A California call monitoring statute which provides for damages of $5,000 per incident has been used aggressively by class action plaintiffs and attorneys to make claims that calls were monitored without consent. In 2014, a federal judge ruled that businesses monitoring their own calls were not subject to this “eavesdropping” statute that the plaintiff appealed. That appeal is scheduled to be argued August, 2016 in Pasadena.
Comment: This statute is subject to many sorts of abuse including plaintiffs calling 800 numbers, intentionally opting out of IVR disclosures, and suing claiming their calls have been monitored without their consent.
Colorado has passed a law (HB 1306) requiring mortgage loan originators comply with the TSR, Gramm-Leach-Bliley Act, and other federal laws.
The Delaware telemarketing registration bill (HB 270) has passed, changing the state’s registration rules which currently allow a seller telemarketer to make calls when an application has been filed to allowing calls only after the registration certificate has been issued by the Director or Consumer Protection Unit.
A bill has been introduced in the Maryland House (HB 4334) which would require disclosure of the name of the telemarketing company making the call and the purpose of the call within the first minute of the telemarketing call.
A bill has been proposed in the Massachusetts Senate which would regulate prerecorded telephone solicitation calls (SB 2246). The bill would require use of a valid caller ID and require prompt disclosure of the name of the telemarketing company and the name of the ultimate seller within the first minute of the call. Further the bill would prohibit all prerecorded calls to mobile telephone numbers including political calls. The statute would also provide for a private cause of action for actual monetary lawsuits or $10,000 for each willful and knowing violation.

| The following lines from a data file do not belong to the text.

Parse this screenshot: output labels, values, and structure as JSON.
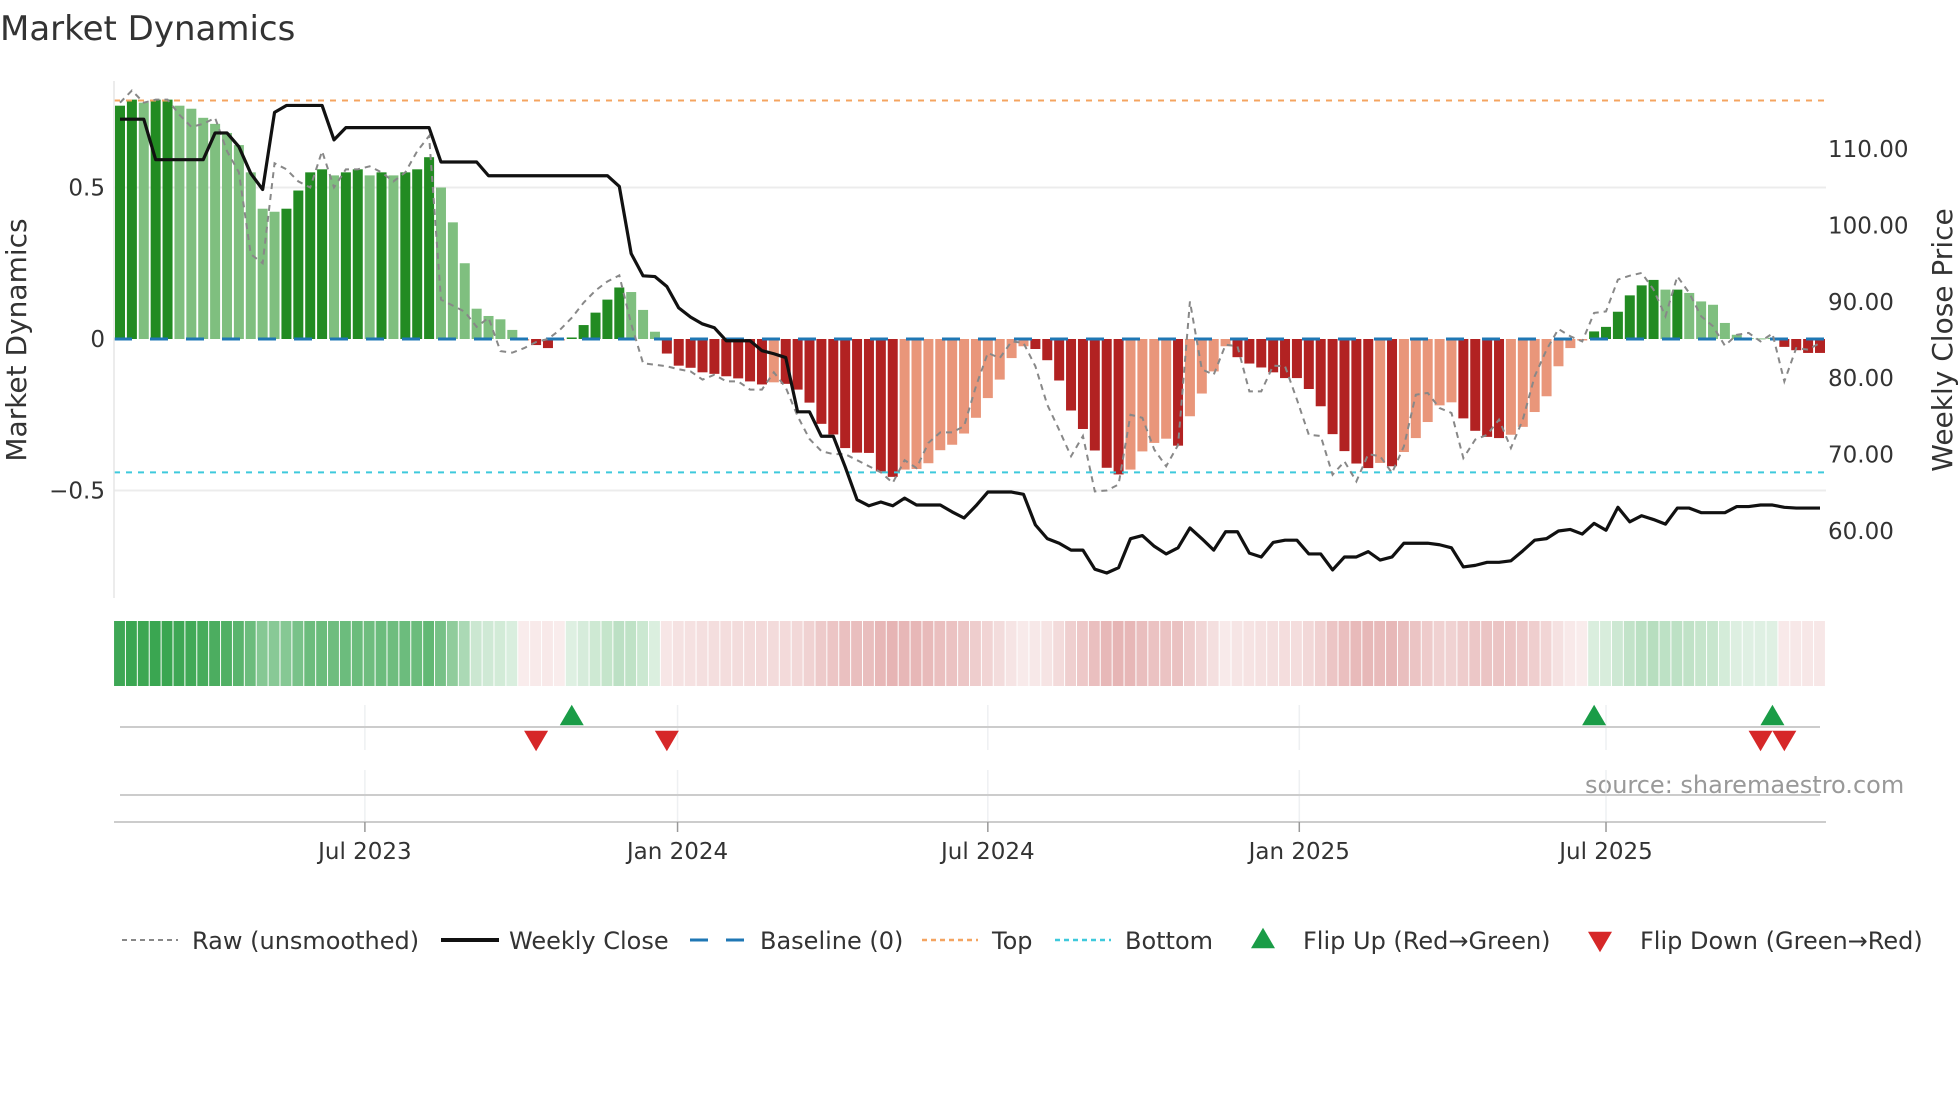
{
  "chart_data": {
    "type": "bar",
    "title": "Market Dynamics",
    "ylabel": "Market Dynamics",
    "ylabel_right": "Weekly Close Price",
    "ylim": [
      -0.82,
      0.86
    ],
    "ylim_right": [
      49.4,
      121
    ],
    "yticks": [
      {
        "v": 0.5,
        "label": "0.5"
      },
      {
        "v": 0,
        "label": "0"
      },
      {
        "v": -0.5,
        "label": "−0.5"
      }
    ],
    "yticks_right": [
      {
        "v": 110,
        "label": "110.00"
      },
      {
        "v": 100,
        "label": "100.00"
      },
      {
        "v": 90,
        "label": "90.00"
      },
      {
        "v": 80,
        "label": "80.00"
      },
      {
        "v": 70,
        "label": "70.00"
      },
      {
        "v": 60,
        "label": "60.00"
      }
    ],
    "xticks": [
      {
        "week": 20.6,
        "label": "Jul 2023"
      },
      {
        "week": 46.9,
        "label": "Jan 2024"
      },
      {
        "week": 73.0,
        "label": "Jul 2024"
      },
      {
        "week": 99.2,
        "label": "Jan 2025"
      },
      {
        "week": 125.0,
        "label": "Jul 2025"
      }
    ],
    "weeks": 144,
    "top_level": 0.787,
    "bottom_level": -0.44,
    "baseline": 0,
    "grid": true,
    "legend_position": "bottom",
    "colors": {
      "green_dark": "#228b22",
      "green_light": "#7fbf7f",
      "red_dark": "#b22222",
      "red_light": "#e9967a",
      "raw": "#888888",
      "close": "#111111",
      "baseline": "#1f77b4",
      "top": "#f4a460",
      "bottom": "#3ec9dc",
      "flip_up": "#1a9c47",
      "flip_down": "#d62728"
    },
    "dynamics": [
      0.77,
      0.79,
      0.78,
      0.79,
      0.79,
      0.77,
      0.76,
      0.73,
      0.71,
      0.68,
      0.64,
      0.55,
      0.43,
      0.42,
      0.43,
      0.49,
      0.55,
      0.56,
      0.54,
      0.55,
      0.56,
      0.54,
      0.55,
      0.54,
      0.55,
      0.56,
      0.6,
      0.5,
      0.385,
      0.25,
      0.1,
      0.076,
      0.065,
      0.03,
      -0.005,
      -0.02,
      -0.03,
      -0.005,
      0.005,
      0.046,
      0.087,
      0.13,
      0.17,
      0.155,
      0.096,
      0.024,
      -0.048,
      -0.088,
      -0.095,
      -0.11,
      -0.115,
      -0.123,
      -0.13,
      -0.14,
      -0.15,
      -0.143,
      -0.148,
      -0.167,
      -0.21,
      -0.28,
      -0.315,
      -0.36,
      -0.375,
      -0.376,
      -0.437,
      -0.455,
      -0.431,
      -0.429,
      -0.41,
      -0.367,
      -0.349,
      -0.312,
      -0.26,
      -0.195,
      -0.134,
      -0.063,
      -0.024,
      -0.033,
      -0.07,
      -0.137,
      -0.236,
      -0.297,
      -0.368,
      -0.425,
      -0.447,
      -0.431,
      -0.371,
      -0.343,
      -0.329,
      -0.352,
      -0.255,
      -0.18,
      -0.107,
      -0.024,
      -0.06,
      -0.081,
      -0.094,
      -0.11,
      -0.129,
      -0.129,
      -0.165,
      -0.222,
      -0.314,
      -0.37,
      -0.411,
      -0.426,
      -0.409,
      -0.42,
      -0.373,
      -0.327,
      -0.274,
      -0.219,
      -0.209,
      -0.262,
      -0.303,
      -0.323,
      -0.327,
      -0.316,
      -0.29,
      -0.241,
      -0.189,
      -0.09,
      -0.03,
      -0.005,
      0.025,
      0.04,
      0.09,
      0.144,
      0.177,
      0.195,
      0.163,
      0.163,
      0.152,
      0.124,
      0.113,
      0.053,
      0.014,
      0.003,
      0.002,
      0.004,
      -0.026,
      -0.037,
      -0.046,
      -0.046
    ],
    "shade": "DDLDDLLLLLLLLLDDDDLDDLDLDDDLLLLLLLLDDLDDDDDLLLDDDDDDDDDLDDDDDDDDDDLLLLLLLLLLLDDDDDDDDLLLLDLLLLDDDDDDDDDDDDLDLLLLLDDDDLLLLLLLDDDDDDLDLLLLLLLLDDDD",
    "raw": [
      0.78,
      0.82,
      0.78,
      0.79,
      0.79,
      0.74,
      0.7,
      0.71,
      0.73,
      0.62,
      0.55,
      0.28,
      0.25,
      0.58,
      0.56,
      0.52,
      0.5,
      0.62,
      0.5,
      0.56,
      0.56,
      0.57,
      0.55,
      0.52,
      0.55,
      0.62,
      0.67,
      0.13,
      0.11,
      0.09,
      0.04,
      0.07,
      -0.04,
      -0.045,
      -0.03,
      -0.01,
      0,
      0.03,
      0.07,
      0.12,
      0.16,
      0.19,
      0.21,
      0.05,
      -0.08,
      -0.085,
      -0.09,
      -0.1,
      -0.107,
      -0.134,
      -0.118,
      -0.14,
      -0.14,
      -0.167,
      -0.167,
      -0.11,
      -0.16,
      -0.255,
      -0.33,
      -0.37,
      -0.38,
      -0.38,
      -0.4,
      -0.42,
      -0.44,
      -0.475,
      -0.4,
      -0.426,
      -0.343,
      -0.308,
      -0.308,
      -0.288,
      -0.156,
      -0.046,
      -0.063,
      -0.008,
      -0.013,
      -0.09,
      -0.217,
      -0.3,
      -0.387,
      -0.32,
      -0.503,
      -0.5,
      -0.48,
      -0.25,
      -0.26,
      -0.365,
      -0.42,
      -0.35,
      0.124,
      -0.1,
      -0.118,
      -0.019,
      -0.024,
      -0.173,
      -0.173,
      -0.088,
      -0.09,
      -0.2,
      -0.316,
      -0.32,
      -0.448,
      -0.404,
      -0.47,
      -0.38,
      -0.387,
      -0.442,
      -0.354,
      -0.184,
      -0.178,
      -0.228,
      -0.244,
      -0.393,
      -0.332,
      -0.316,
      -0.266,
      -0.36,
      -0.266,
      -0.123,
      -0.035,
      0.033,
      0.009,
      -0.008,
      0.086,
      0.091,
      0.196,
      0.209,
      0.218,
      0.163,
      0.075,
      0.207,
      0.152,
      0.075,
      0.042,
      -0.022,
      0.014,
      0.02,
      -0.008,
      0.018,
      -0.14,
      -0.03,
      -0.035,
      -0.013
    ],
    "close": [
      113.9,
      113.9,
      113.9,
      108.6,
      108.6,
      108.6,
      108.6,
      108.6,
      112.1,
      112.1,
      110.3,
      106.8,
      104.7,
      114.8,
      115.7,
      115.7,
      115.7,
      115.7,
      111.2,
      112.8,
      112.8,
      112.8,
      112.8,
      112.8,
      112.8,
      112.8,
      112.8,
      108.3,
      108.3,
      108.3,
      108.3,
      106.5,
      106.5,
      106.5,
      106.5,
      106.5,
      106.5,
      106.5,
      106.5,
      106.5,
      106.5,
      106.5,
      105.1,
      96.3,
      93.4,
      93.3,
      92.0,
      89.2,
      88.0,
      87.1,
      86.6,
      84.9,
      84.9,
      84.9,
      83.6,
      83.2,
      82.7,
      75.6,
      75.6,
      72.4,
      72.4,
      68.4,
      64.1,
      63.3,
      63.8,
      63.3,
      64.3,
      63.4,
      63.4,
      63.4,
      62.5,
      61.7,
      63.3,
      65.1,
      65.1,
      65.1,
      64.8,
      60.8,
      59.0,
      58.4,
      57.5,
      57.5,
      55.0,
      54.5,
      55.2,
      59.0,
      59.4,
      58.0,
      57.0,
      57.8,
      60.4,
      59.0,
      57.5,
      59.9,
      59.9,
      57.1,
      56.6,
      58.5,
      58.8,
      58.8,
      57.0,
      57.0,
      54.9,
      56.6,
      56.6,
      57.3,
      56.2,
      56.6,
      58.4,
      58.4,
      58.4,
      58.2,
      57.8,
      55.3,
      55.5,
      55.9,
      55.9,
      56.1,
      57.4,
      58.8,
      59.0,
      60.0,
      60.2,
      59.6,
      61.0,
      60.1,
      63.1,
      61.2,
      62.0,
      61.5,
      60.9,
      63.0,
      63.0,
      62.4,
      62.4,
      62.4,
      63.2,
      63.2,
      63.4,
      63.4,
      63.1,
      63.0,
      63.0,
      63.0
    ],
    "flip_up_weeks": [
      38,
      124,
      139
    ],
    "flip_down_weeks": [
      35,
      46,
      138,
      140
    ],
    "legend": [
      {
        "key": "raw",
        "label": "Raw (unsmoothed)"
      },
      {
        "key": "close",
        "label": "Weekly Close"
      },
      {
        "key": "baseline",
        "label": "Baseline (0)"
      },
      {
        "key": "top",
        "label": "Top"
      },
      {
        "key": "bottom",
        "label": "Bottom"
      },
      {
        "key": "flip_up",
        "label": "Flip Up (Red→Green)"
      },
      {
        "key": "flip_down",
        "label": "Flip Down (Green→Red)"
      }
    ],
    "source": "source: sharemaestro.com"
  }
}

The Massachusetts House is considering a bill (HB 4180) which would require disclosure in the first minute of a telephonic sales call of the name of the telemarketing company and the name of the ultimate seller.
A bill has been proposed in the Michigan House (HB 5615) which would prohibit companies which make solicitation to consumers in their home from disclosing any nonpublic personal financial information about a consumer to a third party unless the consumer is provided advance notice of the disclosure and does not object in writing.
The New Jersey General Assembly is considering a bill (AB 3628) which would require transmission of caller identification information and require that that number be answered during normal business hours.
A federal court has held that a TCPA claim does not survive the death of a plaintiff. The court also ruled that damages of up to $1,500 per call are “fully disproportionate to the harm suffered.” This could be an indication that these penalties violate the constitution. Hannabury v. Hilton Grand Vacations Co.
A named plaintiff in a class action against Uber which resulted in a $100 million settlement has challenged that settlement saying he felt “utterly betrayed” by class counsel. Class counsel will receive at least $21 million in fees, while most drivers will receive less than $30.
Comment: In the TCPA area, the only people getting rich are TCPA class action plaintiff’s attorneys. The hypothetically injured class members and the decent businesses that attempt to serve them lose in the hyper-litigious TCPA arena.